Através das opções "Capture | Interfaces | Start" do Wireshark é possível iniciar a captura dos pacotes que estão trafegando na rede. O software irá organizar a saída da maneira apresentada nas figuras abaixo. Observem que a parte superior da tela traz várias linhas (entradas) que representam pacotes individuais e na parte inferior existe o detalhamento das informações dos cabeçalhos e payload desses pacotes, dispostos em conformidade com as camadas do TCP/IP. Quando o usuário clica em qualquer uma das linhas/entradas da parte superior, então a tela inferior muda seu detalhamento.

3.1 Protocolo ARP na Resolução de Endereços IPv4 em MAC

Aqui cabe uma revisão relâmpago acerca do ARP e do processo de resolução de endereços físicos no contexto do IPv4. Quando uma máquina quer se comunicar com outra ela conhece, a princípio, apenas o endereço lógico (IP) do destino, no entanto é necessário saber seu endereço físico (MAC) para que as interfaces de rede possam se comunicar na camada de enlace (tecnologia de rede).

Os sistemas operacionais armazenam uma tabela com as associações entre endereços MAC e IP (chamada Tabela ARP) e quando não existe uma correspondência nessa tabela, então o protocolo ARP (Address Resolution Protocol) entra em ação, conforme pode ser observado na figura abaixo. Na primeira comunicação para um dado destino, a máquina envia uma mensagem de broadcast para toda a rede local perguntando qual é o endereço físico da máquina que possui um determinado IP. Todas as máquinas da rede irão receber e processar essa requisição, no entanto somente a máquina que possuir o endereço IP procurado irá responder com a informação do seu endereço físico.


Por exemplo, nas próximas duas figuras, extraídas do Wireshark, o leitor pode observar que as linhas destacadas são pacotes do protocolo ARP (request e reply), onde faço alguns destaques importantes que mostram ao leitor como interpretar essas informações para compreender a operação do protocolo. Aproveitem essa oportunidade para fazer sua análise das figuras abaixo, comparando as informações trazidas pelo software com a explicação anterior. Veja que as informações procedem, por isso o Wireshark é um software importante também para convencer os alunos e facilitar o entendimento dos protocolos que operam nas redes de computadores.

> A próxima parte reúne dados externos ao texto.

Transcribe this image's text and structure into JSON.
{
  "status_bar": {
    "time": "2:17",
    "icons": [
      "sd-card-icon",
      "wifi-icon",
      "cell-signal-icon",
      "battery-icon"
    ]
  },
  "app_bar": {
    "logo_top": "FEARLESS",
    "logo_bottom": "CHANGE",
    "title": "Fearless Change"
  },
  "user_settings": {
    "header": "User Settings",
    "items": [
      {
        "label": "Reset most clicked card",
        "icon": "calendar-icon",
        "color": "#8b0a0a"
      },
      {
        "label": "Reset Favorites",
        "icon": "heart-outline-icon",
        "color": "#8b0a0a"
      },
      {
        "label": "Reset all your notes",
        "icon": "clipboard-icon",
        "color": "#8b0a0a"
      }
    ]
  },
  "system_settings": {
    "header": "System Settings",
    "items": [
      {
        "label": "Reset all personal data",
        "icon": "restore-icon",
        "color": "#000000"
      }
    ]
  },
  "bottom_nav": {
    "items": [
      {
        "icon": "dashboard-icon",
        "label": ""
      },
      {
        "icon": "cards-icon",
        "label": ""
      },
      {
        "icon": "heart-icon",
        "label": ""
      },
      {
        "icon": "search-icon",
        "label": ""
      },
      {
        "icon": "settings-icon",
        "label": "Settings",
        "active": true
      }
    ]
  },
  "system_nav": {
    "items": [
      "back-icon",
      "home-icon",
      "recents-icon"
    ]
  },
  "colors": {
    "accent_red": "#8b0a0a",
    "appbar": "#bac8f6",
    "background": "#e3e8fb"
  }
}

3.2 Protocolo NDP na Resolução de Endereços IPv6 em MAC

Uma mudança significativa da operação do IPv6 diz respeito ao processo de resolução dos endereços físicos, já que não existe o protocolo ARP no IPv6. No IPv6 a funcionalidade de resolução de endereços lógicos em endereços físicos é responsabilidade do NDP (Neighbor Discovery Protocol), por meio de mensagens ICMPv6 Tipo 135 NS (Neighbor Solicitation) e ICMPv6 Tipo 136 NA (Neighbor Advertisement). Cabe aos sistemas operacionais manterem uma tabela de vizinhança com as associações entre os endreços IPv6 <> MAC.


Com base na figura acima, quando o Host-A deseja se comunicar com o Host-B (2001:db8:cafe:1::1), ele envia uma mensagem a um "grupo" de máquinas para descobrir o endereço MAC da interface configurada com esse IPv6. Para tanto, a mensagem é destinada ao endereço multicast-solicited-node respectivo que, nesse exemplo, é o endereço ff02::1:ff00:1. O formato do endereço solicited-node é ff02::1:ffXX:XXXX, onde X representa os últimos 24 bits do IPv6 do destino.

O campo target do cabeçalho é preenchido com o endereço IPv6 a ser resolvido, o que evita a ambiguidade em caso de duas ou mais máquinas terem os mesmos 24 bits finais no seu endereço. Além disso, existe um campo de opções chamado source-link-layer-address, que é preenchido com o endereço MAC da origem para evitar que o destino, ao receber a mensagem, tenha que refazer esse processo de resolução de endereços para obter o MAC do vizinho antes de respondê-lo.


Na segunda etapa, assim que recebe uma NS com seu endereço IPv6 no campo target, o Host-B envia uma mensagem NA com o seu endereço MAC no campo target-link-layer-address (00:00:00:00:AA:00), destinado unicamente ao Host-A (origem da NS anterior). Quando a mensagem NA chega ao Host-A, já é capaz de criar uma nova associação na sua tabela de vizinhança e, portanto, aprendeu o endereço MAC 00:00:00:AA:00 do IPv6 2001:db8:cafe:1::1.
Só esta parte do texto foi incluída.